As Indians, we are very fond of gold. Our love for gold is evident from the fact that India is the largest importer of gold. The demand for gold significantly goes up during the festivals as it is believed to be auspicious. Many people also buy gold on Dhanteras, first day that marks the festival of Diwali in India . Dhanteras, is one such auspicious day when people buy gold. The gold price has also declined in the past few months. You may be looking to buy gold but before you buy gold, you can look at other investment options that are backed by gold.
Gold sovereign bond is the best way to invest in gold in a non-physical way. The Reserve Bank of India issues sovereign bonds from time to time. It pays an interest of 2.5% per annum. Currently, there are no issue of Sovereign Gold Bond (SGB). However, you can buy earlier bonds from the stock exchanges at discount due to the lack of liquidity. You can apply for gold sovereign bonds online through your bank’s website. You can look at these bonds if you want to hold it till maturity. You can need a demat account or you need to do KYC to invest in gold sovereign bonds. The returns given by these bonds are higher than physical gold as it does not have making charges. Sovereign gold bond is also immune to the wear and tear of physical gold. Plus there is no risk of theft.
Digital gold is a simple and safe way to invest in 24K physical gold online. The digital gold is backed by physical gold which can be sold online at market rate. You can start investing with little amount of money in digital gold unlike in physical gold where you have to buy at least a gram. Digital gold is extremely liquid as you sell your gold online through a few clicks. You can buy digital gold through Paytm, Mobikwik and PhonePe and under the Gold Rush Plan of Stock Holding Corporation of India. The gold purchased is kept in a vault. Digital gold is also safer than physical gold.
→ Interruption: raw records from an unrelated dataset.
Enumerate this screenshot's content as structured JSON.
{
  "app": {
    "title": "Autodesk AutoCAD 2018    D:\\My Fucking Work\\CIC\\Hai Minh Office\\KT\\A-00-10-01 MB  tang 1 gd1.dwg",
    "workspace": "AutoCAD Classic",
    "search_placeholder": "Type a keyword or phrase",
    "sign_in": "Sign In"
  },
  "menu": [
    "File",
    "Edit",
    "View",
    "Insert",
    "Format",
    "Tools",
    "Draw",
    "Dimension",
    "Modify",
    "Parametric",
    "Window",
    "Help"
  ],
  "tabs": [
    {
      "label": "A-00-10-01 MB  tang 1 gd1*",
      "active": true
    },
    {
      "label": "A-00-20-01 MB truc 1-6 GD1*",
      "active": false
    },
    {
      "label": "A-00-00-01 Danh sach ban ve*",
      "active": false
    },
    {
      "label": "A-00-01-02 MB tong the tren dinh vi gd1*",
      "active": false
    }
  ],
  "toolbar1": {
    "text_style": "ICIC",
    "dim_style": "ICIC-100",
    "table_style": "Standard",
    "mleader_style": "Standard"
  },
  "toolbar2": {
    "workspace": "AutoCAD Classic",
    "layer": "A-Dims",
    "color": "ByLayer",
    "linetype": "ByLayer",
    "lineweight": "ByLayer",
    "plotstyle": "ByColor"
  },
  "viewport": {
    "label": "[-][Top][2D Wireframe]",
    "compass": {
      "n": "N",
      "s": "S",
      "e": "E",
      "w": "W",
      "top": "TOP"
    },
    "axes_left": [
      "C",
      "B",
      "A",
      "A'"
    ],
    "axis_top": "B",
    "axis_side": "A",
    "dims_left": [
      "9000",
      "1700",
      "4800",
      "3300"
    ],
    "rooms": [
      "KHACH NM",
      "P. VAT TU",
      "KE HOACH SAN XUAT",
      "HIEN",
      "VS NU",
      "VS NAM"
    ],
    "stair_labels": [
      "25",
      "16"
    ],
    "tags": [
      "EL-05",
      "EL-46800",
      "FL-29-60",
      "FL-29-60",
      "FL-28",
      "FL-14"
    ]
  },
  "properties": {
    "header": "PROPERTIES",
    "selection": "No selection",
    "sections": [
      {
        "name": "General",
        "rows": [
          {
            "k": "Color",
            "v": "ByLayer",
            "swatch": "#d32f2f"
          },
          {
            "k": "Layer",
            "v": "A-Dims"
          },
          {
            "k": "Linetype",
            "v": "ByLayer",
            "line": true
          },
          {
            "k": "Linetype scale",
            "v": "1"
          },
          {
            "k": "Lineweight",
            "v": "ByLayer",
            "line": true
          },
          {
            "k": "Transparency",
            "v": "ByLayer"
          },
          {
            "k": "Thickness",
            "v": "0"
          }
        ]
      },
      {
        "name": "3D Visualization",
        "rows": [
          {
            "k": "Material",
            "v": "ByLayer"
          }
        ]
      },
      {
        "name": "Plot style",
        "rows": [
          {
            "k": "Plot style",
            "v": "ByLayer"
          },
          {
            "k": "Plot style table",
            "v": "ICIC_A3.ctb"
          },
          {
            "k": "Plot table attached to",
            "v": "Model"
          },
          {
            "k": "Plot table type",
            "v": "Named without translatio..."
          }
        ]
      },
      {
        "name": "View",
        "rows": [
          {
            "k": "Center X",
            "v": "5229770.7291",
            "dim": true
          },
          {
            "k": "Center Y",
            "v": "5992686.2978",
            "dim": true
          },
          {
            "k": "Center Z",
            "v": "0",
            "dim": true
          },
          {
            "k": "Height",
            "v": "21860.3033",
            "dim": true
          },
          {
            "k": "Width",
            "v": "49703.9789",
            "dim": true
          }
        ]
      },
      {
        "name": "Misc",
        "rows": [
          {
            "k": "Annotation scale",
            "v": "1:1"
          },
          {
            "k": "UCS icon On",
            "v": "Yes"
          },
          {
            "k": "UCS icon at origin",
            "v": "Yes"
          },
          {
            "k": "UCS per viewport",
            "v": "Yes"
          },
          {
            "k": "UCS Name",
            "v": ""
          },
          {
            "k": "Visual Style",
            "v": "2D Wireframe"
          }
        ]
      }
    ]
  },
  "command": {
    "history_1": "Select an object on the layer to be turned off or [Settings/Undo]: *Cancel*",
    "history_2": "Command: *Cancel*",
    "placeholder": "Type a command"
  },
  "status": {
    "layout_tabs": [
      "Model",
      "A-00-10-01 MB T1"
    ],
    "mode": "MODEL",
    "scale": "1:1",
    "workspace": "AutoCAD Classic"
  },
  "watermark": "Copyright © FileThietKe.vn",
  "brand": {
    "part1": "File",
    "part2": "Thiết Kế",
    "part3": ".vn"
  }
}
Gold ETF is another way to invest in gold. Gold ETFs is listed on the exchange and gold bullion is its underlying asset. One unit of gold ETF is equal to one gram of physical gold. As gold ETFs are backed by pure gold, you don’t have to worry about its purity. Also, one needs a demat account to invest in gold ETF. Gold ETFs also does not come with making charges and is safe from theft. However, liquidity can be an issue with gold ETF.
Gold mutual funds do not invest in physical gold but Gold ETFs. Also, you don’t need demat account to invest in gold mutual funds. You can also invest a small amount of money every month through systematic investment plan. Gold funds also have higher management fees than gold ETFs and you need to invest a minimum investment of Rs.1,000.
These were the four new ways of investing in gold. These investment options does not have making charges, it is safe from theft and higher returns and require less investment amount than physical gold. So this Gudi Padwa, instead of buying a gold ring or other gold ornaments, you can invest in any of the above mentioned investment options and get greater benefits.